L’impératif de gouverner : prévoir, agir, et restaurer l’espoir
De tout ce qui précède, une conclusion s’impose avec force et clarté : la province de la Tshopo n’est pas condamnée à son sort actuel. À court terme, elle dispose des atouts et des ressources nécessaires pour trouver des solutions idoines et pérennes aux défis majeurs qui la paralysent, qu’il s’agisse de la sécurité des personnes et de leurs biens ou de la réhabilitation de ses infrastructures routières vitales.

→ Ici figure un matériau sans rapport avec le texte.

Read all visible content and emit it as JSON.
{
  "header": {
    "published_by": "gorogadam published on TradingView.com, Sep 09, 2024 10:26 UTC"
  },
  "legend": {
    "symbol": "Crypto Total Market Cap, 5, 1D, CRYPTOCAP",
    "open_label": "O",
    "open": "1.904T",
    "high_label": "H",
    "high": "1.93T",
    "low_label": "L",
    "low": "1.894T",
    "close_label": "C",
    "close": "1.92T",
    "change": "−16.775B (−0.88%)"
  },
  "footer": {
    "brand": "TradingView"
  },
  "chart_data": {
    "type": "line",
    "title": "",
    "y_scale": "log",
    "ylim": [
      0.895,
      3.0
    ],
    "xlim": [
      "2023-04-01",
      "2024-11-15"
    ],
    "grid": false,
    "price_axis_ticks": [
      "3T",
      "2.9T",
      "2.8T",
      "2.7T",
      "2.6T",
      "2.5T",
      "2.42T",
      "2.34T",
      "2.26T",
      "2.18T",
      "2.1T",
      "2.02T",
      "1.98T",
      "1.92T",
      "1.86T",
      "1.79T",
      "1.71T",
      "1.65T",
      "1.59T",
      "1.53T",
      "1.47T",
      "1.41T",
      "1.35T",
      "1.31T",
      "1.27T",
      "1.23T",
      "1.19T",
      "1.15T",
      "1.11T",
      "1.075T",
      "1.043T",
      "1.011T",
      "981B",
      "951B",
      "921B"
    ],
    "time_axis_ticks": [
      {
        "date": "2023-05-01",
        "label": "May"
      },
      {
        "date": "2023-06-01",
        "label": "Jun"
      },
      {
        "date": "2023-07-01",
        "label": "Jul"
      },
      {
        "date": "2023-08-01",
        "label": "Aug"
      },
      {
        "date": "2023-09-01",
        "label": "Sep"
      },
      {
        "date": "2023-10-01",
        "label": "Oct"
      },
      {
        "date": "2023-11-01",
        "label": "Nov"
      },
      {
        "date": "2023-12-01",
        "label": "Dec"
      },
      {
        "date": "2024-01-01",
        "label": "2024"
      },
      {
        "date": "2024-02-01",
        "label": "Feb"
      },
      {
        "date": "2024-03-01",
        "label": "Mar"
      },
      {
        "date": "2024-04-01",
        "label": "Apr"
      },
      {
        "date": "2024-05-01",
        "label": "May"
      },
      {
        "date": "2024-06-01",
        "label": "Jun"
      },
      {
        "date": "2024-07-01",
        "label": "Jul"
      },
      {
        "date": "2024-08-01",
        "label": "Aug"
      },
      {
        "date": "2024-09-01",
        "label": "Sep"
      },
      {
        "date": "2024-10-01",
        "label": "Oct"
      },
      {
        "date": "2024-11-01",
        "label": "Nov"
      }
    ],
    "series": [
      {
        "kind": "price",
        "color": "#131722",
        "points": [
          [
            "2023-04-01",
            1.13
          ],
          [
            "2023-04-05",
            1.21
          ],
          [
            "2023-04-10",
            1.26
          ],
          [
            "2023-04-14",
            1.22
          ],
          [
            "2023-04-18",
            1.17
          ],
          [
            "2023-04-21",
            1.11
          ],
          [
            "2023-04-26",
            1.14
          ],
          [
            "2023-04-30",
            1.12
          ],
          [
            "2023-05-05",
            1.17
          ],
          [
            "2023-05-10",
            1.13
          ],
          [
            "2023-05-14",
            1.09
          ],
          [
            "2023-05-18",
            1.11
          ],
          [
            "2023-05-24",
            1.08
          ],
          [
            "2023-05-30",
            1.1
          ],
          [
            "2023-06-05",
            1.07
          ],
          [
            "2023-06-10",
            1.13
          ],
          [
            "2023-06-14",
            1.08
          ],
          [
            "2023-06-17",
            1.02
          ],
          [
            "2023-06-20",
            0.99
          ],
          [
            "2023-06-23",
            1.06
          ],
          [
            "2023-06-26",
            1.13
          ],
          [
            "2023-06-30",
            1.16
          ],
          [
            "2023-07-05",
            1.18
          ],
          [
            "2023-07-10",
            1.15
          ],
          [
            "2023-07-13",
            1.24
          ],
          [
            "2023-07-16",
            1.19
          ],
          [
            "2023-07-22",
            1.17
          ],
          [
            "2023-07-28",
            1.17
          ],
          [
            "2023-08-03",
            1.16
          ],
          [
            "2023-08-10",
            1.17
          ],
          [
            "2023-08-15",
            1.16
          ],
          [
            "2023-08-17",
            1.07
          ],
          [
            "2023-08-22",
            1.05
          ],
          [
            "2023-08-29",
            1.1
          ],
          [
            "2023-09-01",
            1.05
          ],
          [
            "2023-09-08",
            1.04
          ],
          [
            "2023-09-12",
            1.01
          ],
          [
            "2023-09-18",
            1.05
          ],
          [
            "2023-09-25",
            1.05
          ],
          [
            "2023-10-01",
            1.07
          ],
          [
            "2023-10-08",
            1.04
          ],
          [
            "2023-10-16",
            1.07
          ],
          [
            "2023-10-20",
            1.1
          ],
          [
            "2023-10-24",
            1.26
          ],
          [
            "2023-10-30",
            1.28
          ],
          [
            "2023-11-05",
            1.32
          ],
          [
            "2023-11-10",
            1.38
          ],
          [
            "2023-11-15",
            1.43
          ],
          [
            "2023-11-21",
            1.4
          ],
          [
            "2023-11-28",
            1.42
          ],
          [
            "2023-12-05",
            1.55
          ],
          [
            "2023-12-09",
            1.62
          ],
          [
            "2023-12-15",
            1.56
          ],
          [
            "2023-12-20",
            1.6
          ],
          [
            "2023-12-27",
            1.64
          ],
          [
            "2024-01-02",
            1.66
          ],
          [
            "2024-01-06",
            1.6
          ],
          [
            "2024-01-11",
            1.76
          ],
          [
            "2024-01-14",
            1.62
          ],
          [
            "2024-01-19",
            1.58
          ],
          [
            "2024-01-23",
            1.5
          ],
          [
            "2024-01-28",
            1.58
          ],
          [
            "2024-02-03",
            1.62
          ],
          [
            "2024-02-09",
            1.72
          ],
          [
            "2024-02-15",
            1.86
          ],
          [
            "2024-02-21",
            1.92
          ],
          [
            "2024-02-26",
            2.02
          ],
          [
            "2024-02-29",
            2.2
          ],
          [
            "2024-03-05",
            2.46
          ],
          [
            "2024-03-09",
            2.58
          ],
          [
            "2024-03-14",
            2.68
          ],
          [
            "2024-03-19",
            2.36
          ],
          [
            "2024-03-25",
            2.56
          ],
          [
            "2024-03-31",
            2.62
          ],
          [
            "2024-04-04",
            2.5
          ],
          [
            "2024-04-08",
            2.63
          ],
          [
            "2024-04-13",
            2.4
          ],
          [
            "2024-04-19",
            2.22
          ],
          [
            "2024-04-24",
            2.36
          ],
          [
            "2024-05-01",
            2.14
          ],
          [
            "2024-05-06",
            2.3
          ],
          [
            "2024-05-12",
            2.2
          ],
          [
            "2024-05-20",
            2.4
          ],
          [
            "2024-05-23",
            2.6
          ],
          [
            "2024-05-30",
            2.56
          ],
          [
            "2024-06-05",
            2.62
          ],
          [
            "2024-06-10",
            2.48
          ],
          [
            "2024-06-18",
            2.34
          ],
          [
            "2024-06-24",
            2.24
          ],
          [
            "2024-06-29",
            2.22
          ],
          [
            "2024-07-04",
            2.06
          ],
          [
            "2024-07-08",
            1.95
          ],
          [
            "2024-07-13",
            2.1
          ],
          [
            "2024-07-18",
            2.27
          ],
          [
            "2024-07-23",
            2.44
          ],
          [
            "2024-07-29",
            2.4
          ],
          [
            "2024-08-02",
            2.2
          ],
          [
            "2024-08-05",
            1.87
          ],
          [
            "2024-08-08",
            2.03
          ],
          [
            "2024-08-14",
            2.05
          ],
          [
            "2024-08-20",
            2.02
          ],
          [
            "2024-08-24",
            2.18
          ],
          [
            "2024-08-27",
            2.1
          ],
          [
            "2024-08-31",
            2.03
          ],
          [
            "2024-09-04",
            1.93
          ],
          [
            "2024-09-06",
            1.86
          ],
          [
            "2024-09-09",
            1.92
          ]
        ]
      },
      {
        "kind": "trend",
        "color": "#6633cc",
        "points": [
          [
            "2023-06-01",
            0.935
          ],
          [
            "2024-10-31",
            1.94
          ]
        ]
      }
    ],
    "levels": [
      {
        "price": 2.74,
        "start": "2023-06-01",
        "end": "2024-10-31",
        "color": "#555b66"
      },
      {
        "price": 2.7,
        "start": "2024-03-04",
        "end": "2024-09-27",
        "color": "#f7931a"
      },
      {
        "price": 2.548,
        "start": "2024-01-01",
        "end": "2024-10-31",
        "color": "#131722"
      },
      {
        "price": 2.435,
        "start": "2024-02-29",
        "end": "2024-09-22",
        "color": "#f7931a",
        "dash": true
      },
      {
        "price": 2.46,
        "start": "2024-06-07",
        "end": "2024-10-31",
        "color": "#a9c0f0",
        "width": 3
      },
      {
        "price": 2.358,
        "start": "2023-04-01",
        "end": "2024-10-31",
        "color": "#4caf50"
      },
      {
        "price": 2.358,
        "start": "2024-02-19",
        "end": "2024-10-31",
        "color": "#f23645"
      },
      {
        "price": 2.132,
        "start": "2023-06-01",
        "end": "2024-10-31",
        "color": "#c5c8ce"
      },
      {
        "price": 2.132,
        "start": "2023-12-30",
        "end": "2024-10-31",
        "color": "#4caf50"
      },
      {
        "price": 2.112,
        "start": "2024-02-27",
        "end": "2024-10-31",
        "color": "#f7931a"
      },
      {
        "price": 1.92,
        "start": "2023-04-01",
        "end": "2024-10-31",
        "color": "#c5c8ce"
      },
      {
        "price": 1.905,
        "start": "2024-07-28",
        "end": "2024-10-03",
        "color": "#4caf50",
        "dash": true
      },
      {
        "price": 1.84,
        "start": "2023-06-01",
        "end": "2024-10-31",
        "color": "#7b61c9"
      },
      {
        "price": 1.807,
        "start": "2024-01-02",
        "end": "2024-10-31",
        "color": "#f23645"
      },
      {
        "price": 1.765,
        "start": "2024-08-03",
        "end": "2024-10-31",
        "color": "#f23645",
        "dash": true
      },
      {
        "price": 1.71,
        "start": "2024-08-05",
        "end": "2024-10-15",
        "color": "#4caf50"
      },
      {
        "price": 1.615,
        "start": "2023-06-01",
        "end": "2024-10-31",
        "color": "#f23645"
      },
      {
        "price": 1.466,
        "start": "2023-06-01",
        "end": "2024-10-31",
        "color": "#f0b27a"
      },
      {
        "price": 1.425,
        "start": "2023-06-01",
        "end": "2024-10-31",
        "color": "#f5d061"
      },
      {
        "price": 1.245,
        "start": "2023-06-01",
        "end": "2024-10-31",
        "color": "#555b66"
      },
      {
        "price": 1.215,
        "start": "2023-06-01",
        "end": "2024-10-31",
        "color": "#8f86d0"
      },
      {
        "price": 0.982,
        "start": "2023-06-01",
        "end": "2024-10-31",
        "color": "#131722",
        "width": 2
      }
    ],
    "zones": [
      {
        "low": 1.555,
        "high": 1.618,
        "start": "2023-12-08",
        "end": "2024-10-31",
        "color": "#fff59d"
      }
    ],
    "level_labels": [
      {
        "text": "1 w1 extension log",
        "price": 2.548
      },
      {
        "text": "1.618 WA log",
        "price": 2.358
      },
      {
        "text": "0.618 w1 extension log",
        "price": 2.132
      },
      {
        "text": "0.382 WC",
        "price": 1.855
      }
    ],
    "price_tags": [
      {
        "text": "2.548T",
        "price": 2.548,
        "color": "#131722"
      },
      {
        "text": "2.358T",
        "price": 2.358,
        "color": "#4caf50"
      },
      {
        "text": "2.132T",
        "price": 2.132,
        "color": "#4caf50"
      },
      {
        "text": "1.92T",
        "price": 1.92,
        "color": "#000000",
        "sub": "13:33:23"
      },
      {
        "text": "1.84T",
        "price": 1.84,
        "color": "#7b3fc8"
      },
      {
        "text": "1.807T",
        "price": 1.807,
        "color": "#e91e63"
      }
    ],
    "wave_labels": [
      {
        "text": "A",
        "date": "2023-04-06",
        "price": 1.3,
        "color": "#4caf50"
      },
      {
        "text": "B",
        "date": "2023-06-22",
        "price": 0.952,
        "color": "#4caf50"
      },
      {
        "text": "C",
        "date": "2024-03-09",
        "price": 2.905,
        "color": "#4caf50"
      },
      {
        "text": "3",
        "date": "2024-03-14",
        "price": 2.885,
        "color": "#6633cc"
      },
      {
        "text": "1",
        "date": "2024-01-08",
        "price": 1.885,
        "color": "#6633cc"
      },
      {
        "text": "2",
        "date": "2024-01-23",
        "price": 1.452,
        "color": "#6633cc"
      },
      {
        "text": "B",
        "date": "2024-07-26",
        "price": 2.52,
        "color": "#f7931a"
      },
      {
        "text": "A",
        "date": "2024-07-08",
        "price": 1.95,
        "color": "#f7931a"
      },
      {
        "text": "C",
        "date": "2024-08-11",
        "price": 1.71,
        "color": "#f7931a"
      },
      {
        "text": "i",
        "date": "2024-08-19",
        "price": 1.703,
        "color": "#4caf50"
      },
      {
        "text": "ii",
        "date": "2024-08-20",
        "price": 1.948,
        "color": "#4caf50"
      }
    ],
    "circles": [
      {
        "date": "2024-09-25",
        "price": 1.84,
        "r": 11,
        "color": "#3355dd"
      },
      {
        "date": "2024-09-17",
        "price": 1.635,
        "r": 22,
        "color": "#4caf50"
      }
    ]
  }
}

L’adage populaire “Gouverner, c’est prévoir” résonne ici avec une acuité particulière. Il ne s’agit plus de constater l’échec, mais de s’engager résolument dans une voie de redressement. Cela implique une gouvernance proactive, transparente et orientée vers les résultats. Il est impératif que les autorités provinciales se saisissent de cette opportunité pour mettre en œuvre des actions concrètes, pour restaurer la confiance de la population et pour tracer un chemin vers un avenir où la Tshopo pourra enfin réaliser son plein potentiel, au bénéfice de tous ses habitants. L’heure n’est plus aux atermoiements, mais à l’action décisive.